Conversion data in Google Analytics
Google Analytics reports conversions in three ways:
- Achievement of a goal which can be a destination URL like a thank you page, or an event like clicking on download. You can use time on site and pages per visit also
- E-commerce activity
- Multi-channel Funnels, which report on how your traffic sources work together to create conversions.
Having GA report this information means you can filter the report by different segments, such as search traffic and referral sources.
Setting up Google Analytics to Report Conversions
Setting up conversion reporting in Analytics is particularly important if you are running Adwords campaigns, as this information can be fed back into Adwords to calculate a very specific ROI for individual ads and keywords.
But even if you aren't running Adwords or something similar, it is much more important to know the number of sales or leads your received, than the number of visitors you got.
1. Setting up Goal conversions
Goals are set up via the Admin section of Google Analytics
This is probably the easiest to set up because you just define the goal and away you go.
If you are a non-commerce site you can set up a page such as your contact thank you page as a goal.
You can also set-up events as goals, say clicking on a download or subscribe button.
Events need to have tracking code added to your website so you might need your web developer to do this for you, but goal URLs are easy to set up if you can identify a specific end page that the visitor will see after performing an action.
ECommerce tracking
This requires a bit more setup because more complex tracking needs to be added to your site.
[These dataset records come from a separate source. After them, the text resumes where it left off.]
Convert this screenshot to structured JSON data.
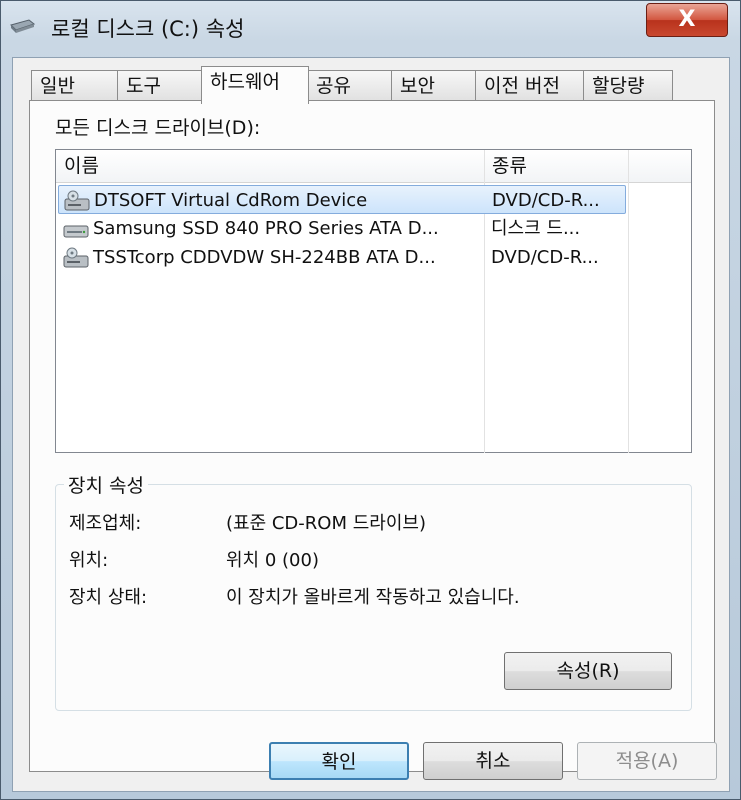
{
  "window": {
    "title": "로컬 디스크 (C:) 속성",
    "close_label": "X"
  },
  "tabs": [
    {
      "label": "일반"
    },
    {
      "label": "도구"
    },
    {
      "label": "하드웨어",
      "active": true
    },
    {
      "label": "공유"
    },
    {
      "label": "보안"
    },
    {
      "label": "이전 버전"
    },
    {
      "label": "할당량"
    }
  ],
  "hardware": {
    "all_disks_label": "모든 디스크 드라이브(D):",
    "columns": {
      "name": "이름",
      "type": "종류"
    },
    "devices": [
      {
        "name": "DTSOFT Virtual CdRom Device",
        "type": "DVD/CD-R...",
        "icon": "cd-drive-icon",
        "selected": true
      },
      {
        "name": "Samsung SSD 840 PRO Series ATA D...",
        "type": "디스크 드...",
        "icon": "hard-disk-icon",
        "selected": false
      },
      {
        "name": "TSSTcorp CDDVDW SH-224BB ATA D...",
        "type": "DVD/CD-R...",
        "icon": "cd-drive-icon",
        "selected": false
      }
    ]
  },
  "device_properties": {
    "group_title": "장치 속성",
    "manufacturer_label": "제조업체:",
    "manufacturer_value": "(표준 CD-ROM 드라이브)",
    "location_label": "위치:",
    "location_value": "위치 0 (00)",
    "status_label": "장치 상태:",
    "status_value": "이 장치가 올바르게 작동하고 있습니다.",
    "properties_button": "속성(R)"
  },
  "footer": {
    "ok": "확인",
    "cancel": "취소",
    "apply": "적용(A)"
  }
}
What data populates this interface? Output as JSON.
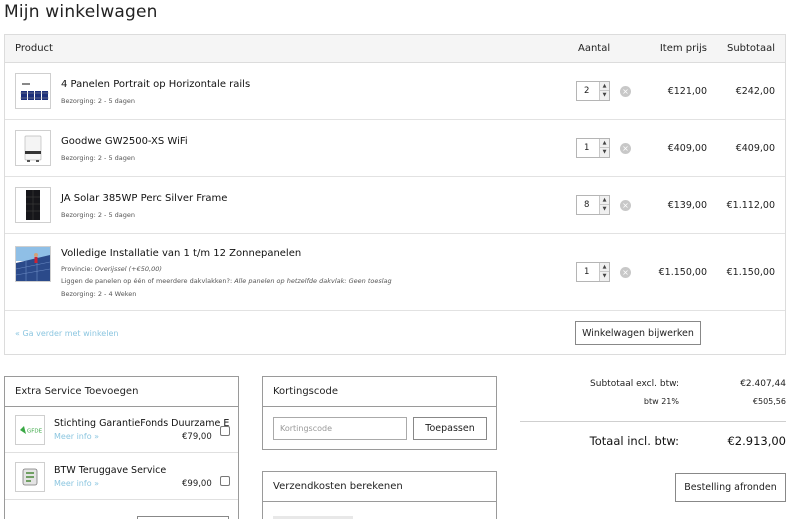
{
  "page": {
    "title": "Mijn winkelwagen"
  },
  "cart": {
    "headers": {
      "product": "Product",
      "quantity": "Aantal",
      "item_price": "Item prijs",
      "subtotal": "Subtotaal"
    },
    "items": [
      {
        "name": "4 Panelen Portrait op Horizontale rails",
        "delivery": "Bezorging: 2 - 5 dagen",
        "quantity": "2",
        "price": "€121,00",
        "subtotal": "€242,00",
        "icon": "solar-rails-image"
      },
      {
        "name": "Goodwe GW2500-XS WiFi",
        "delivery": "Bezorging: 2 - 5 dagen",
        "quantity": "1",
        "price": "€409,00",
        "subtotal": "€409,00",
        "icon": "inverter-image"
      },
      {
        "name": "JA Solar 385WP Perc Silver Frame",
        "delivery": "Bezorging: 2 - 5 dagen",
        "quantity": "8",
        "price": "€139,00",
        "subtotal": "€1.112,00",
        "icon": "solar-panel-image"
      },
      {
        "name": "Volledige Installatie van 1 t/m 12 Zonnepanelen",
        "option1_label": "Provincie:",
        "option1_value": "Overijssel (+€50,00)",
        "option2_label": "Liggen de panelen op één of meerdere dakvlakken?:",
        "option2_value": "Alle panelen op hetzelfde dakvlak: Geen toeslag",
        "delivery": "Bezorging: 2 - 4 Weken",
        "quantity": "1",
        "price": "€1.150,00",
        "subtotal": "€1.150,00",
        "icon": "installation-image"
      }
    ],
    "continue_link": "« Ga verder met winkelen",
    "update_button": "Winkelwagen bijwerken"
  },
  "extra_service": {
    "title": "Extra Service Toevoegen",
    "items": [
      {
        "name": "Stichting GarantieFonds Duurzame Energie",
        "more": "Meer info »",
        "price": "€79,00",
        "logo": "GFDE"
      },
      {
        "name": "BTW Teruggave Service",
        "more": "Meer info »",
        "price": "€99,00",
        "logo": "btw-service-logo"
      }
    ]
  },
  "coupon": {
    "title": "Kortingscode",
    "placeholder": "Kortingscode",
    "apply_button": "Toepassen"
  },
  "shipping": {
    "title": "Verzendkosten berekenen"
  },
  "totals": {
    "subtotal_label": "Subtotaal excl. btw:",
    "subtotal_value": "€2.407,44",
    "vat_label": "btw 21%",
    "vat_value": "€505,56",
    "total_label": "Totaal incl. btw:",
    "total_value": "€2.913,00",
    "checkout_button": "Bestelling afronden"
  },
  "colors": {
    "link": "#8cc6e0",
    "header_bg": "#f5f5f5",
    "border": "#dcdcdc"
  }
}
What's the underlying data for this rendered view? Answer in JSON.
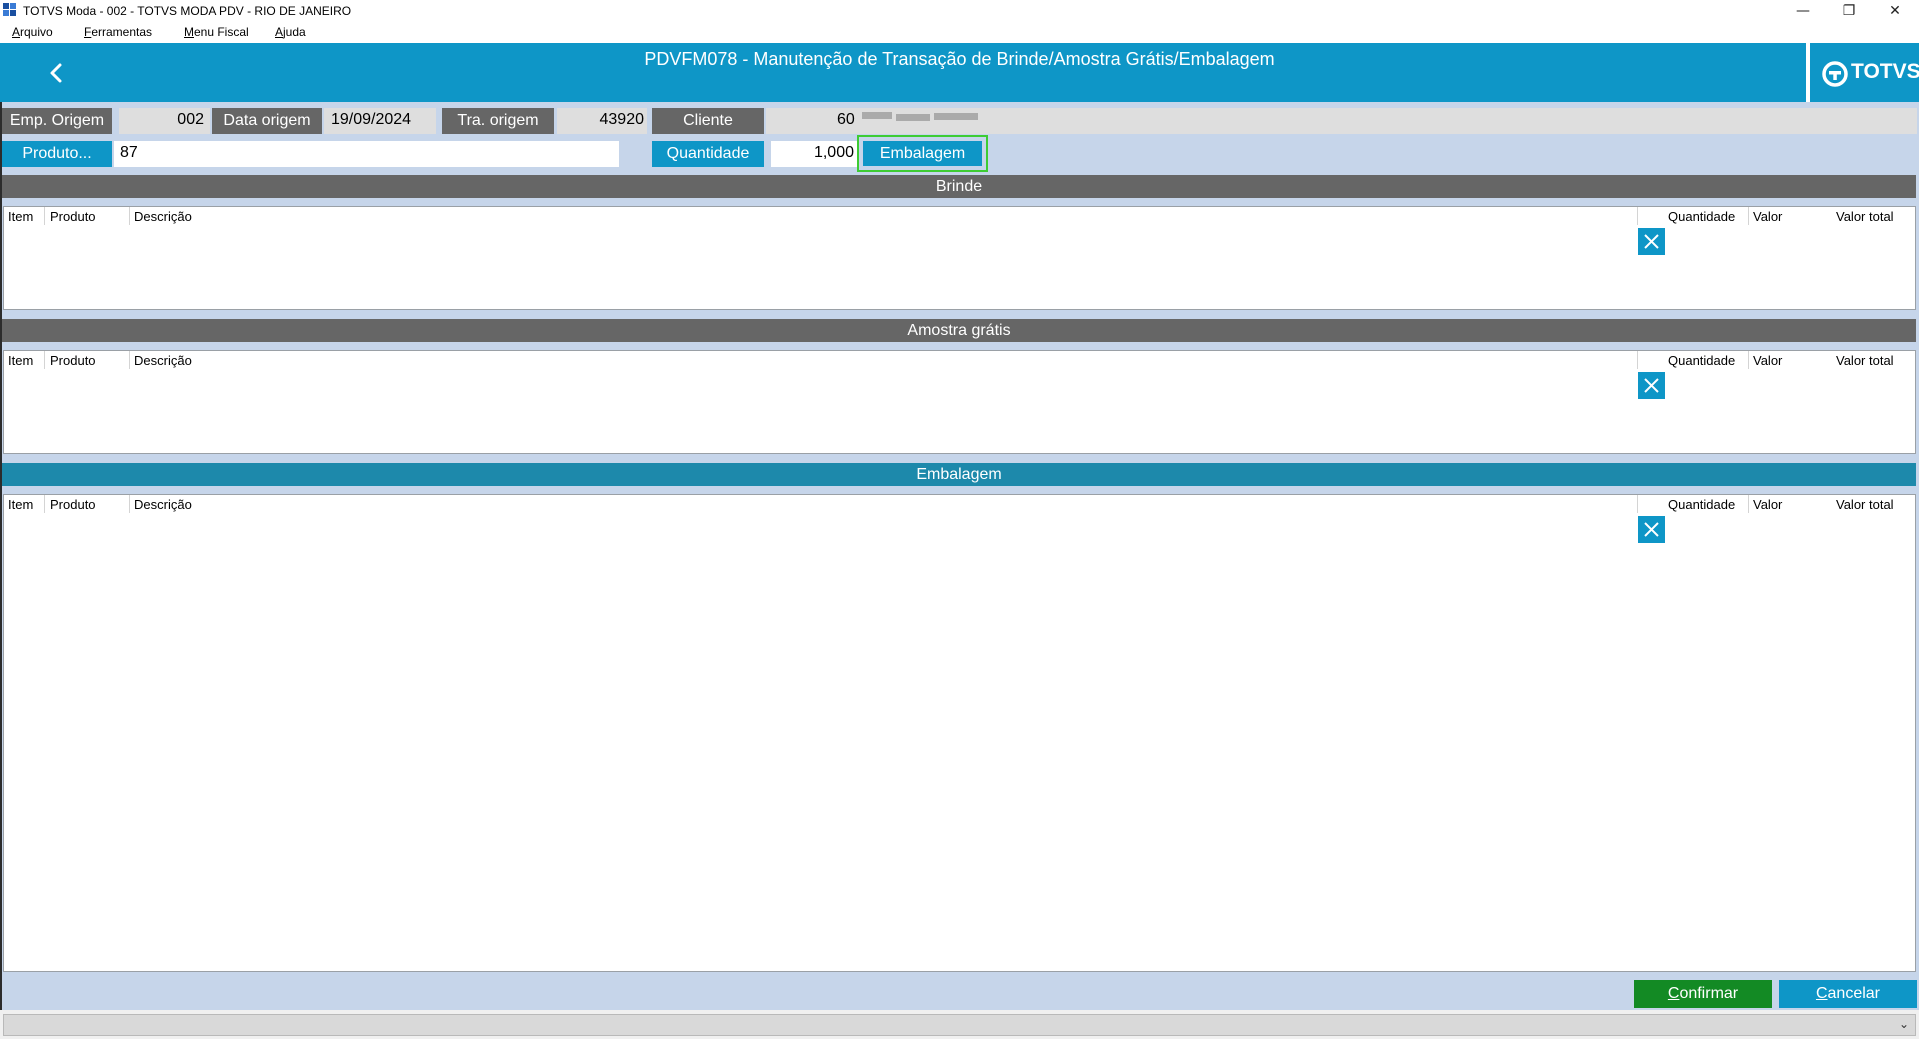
{
  "window": {
    "title": "TOTVS Moda - 002 - TOTVS MODA PDV - RIO DE JANEIRO",
    "minimize_icon": "minimize-icon",
    "restore_icon": "restore-icon",
    "close_icon": "close-icon"
  },
  "menu": [
    {
      "accel": "A",
      "rest": "rquivo"
    },
    {
      "accel": "F",
      "rest": "erramentas"
    },
    {
      "accel": "M",
      "rest": "enu Fiscal"
    },
    {
      "accel": "A",
      "rest": "juda"
    }
  ],
  "header": {
    "title": "PDVFM078 - Manutenção de Transação de Brinde/Amostra Grátis/Embalagem",
    "logo": "TOTVS",
    "back_icon": "chevron-left-icon"
  },
  "form": {
    "emp_origem_label": "Emp. Origem",
    "emp_origem_value": "002",
    "data_origem_label": "Data origem",
    "data_origem_value": "19/09/2024",
    "tra_origem_label": "Tra. origem",
    "tra_origem_value": "43920",
    "cliente_label": "Cliente",
    "cliente_value": "60",
    "produto_label": "Produto...",
    "produto_value": "87",
    "quantidade_label": "Quantidade",
    "quantidade_value": "1,000",
    "embalagem_button": "Embalagem"
  },
  "grid_columns": [
    "Item",
    "Produto",
    "Descrição",
    "Quantidade",
    "Valor",
    "Valor total"
  ],
  "sections": [
    {
      "title": "Brinde",
      "delete_icon": "close-icon"
    },
    {
      "title": "Amostra grátis",
      "delete_icon": "close-icon"
    },
    {
      "title": "Embalagem",
      "delete_icon": "close-icon"
    }
  ],
  "footer": {
    "confirm_accel": "C",
    "confirm_rest": "onfirmar",
    "cancel_accel": "C",
    "cancel_rest": "ancelar"
  },
  "colors": {
    "accent_blue": "#0e96c7",
    "dark_label": "#666666",
    "form_background": "#c6d5ea",
    "confirm_green": "#138a24",
    "highlight_green": "#3dcc33"
  }
}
Although you can tell how many sales your site is generating from your order information, adding this tracking will give you information about which traffic sources (e.g social media vs search) and keywords are leading to sales.
You will probably need to get your web developer to do this for you, or see this detailed step by step guides to setting up ECommerce Tracking in Google Analytics
Multi Channel Funnels
Multi Channel Funnels needs goals and/or ECommerce tracking set up to work.
It goes beyond simple conversion measures to show you other customer interactions that occurred before the one immediately prior to purchasing from you. This will tell you how the other channels contributed to the final purchase or action, such as how many touch points the customer used before a conversion.
Find out more about Multi Channel Funnels
With conversion tracking in place, it makes it much easier to see areas where potential sales are lost, and calculate return on marketing activities such as Adwords and SEO.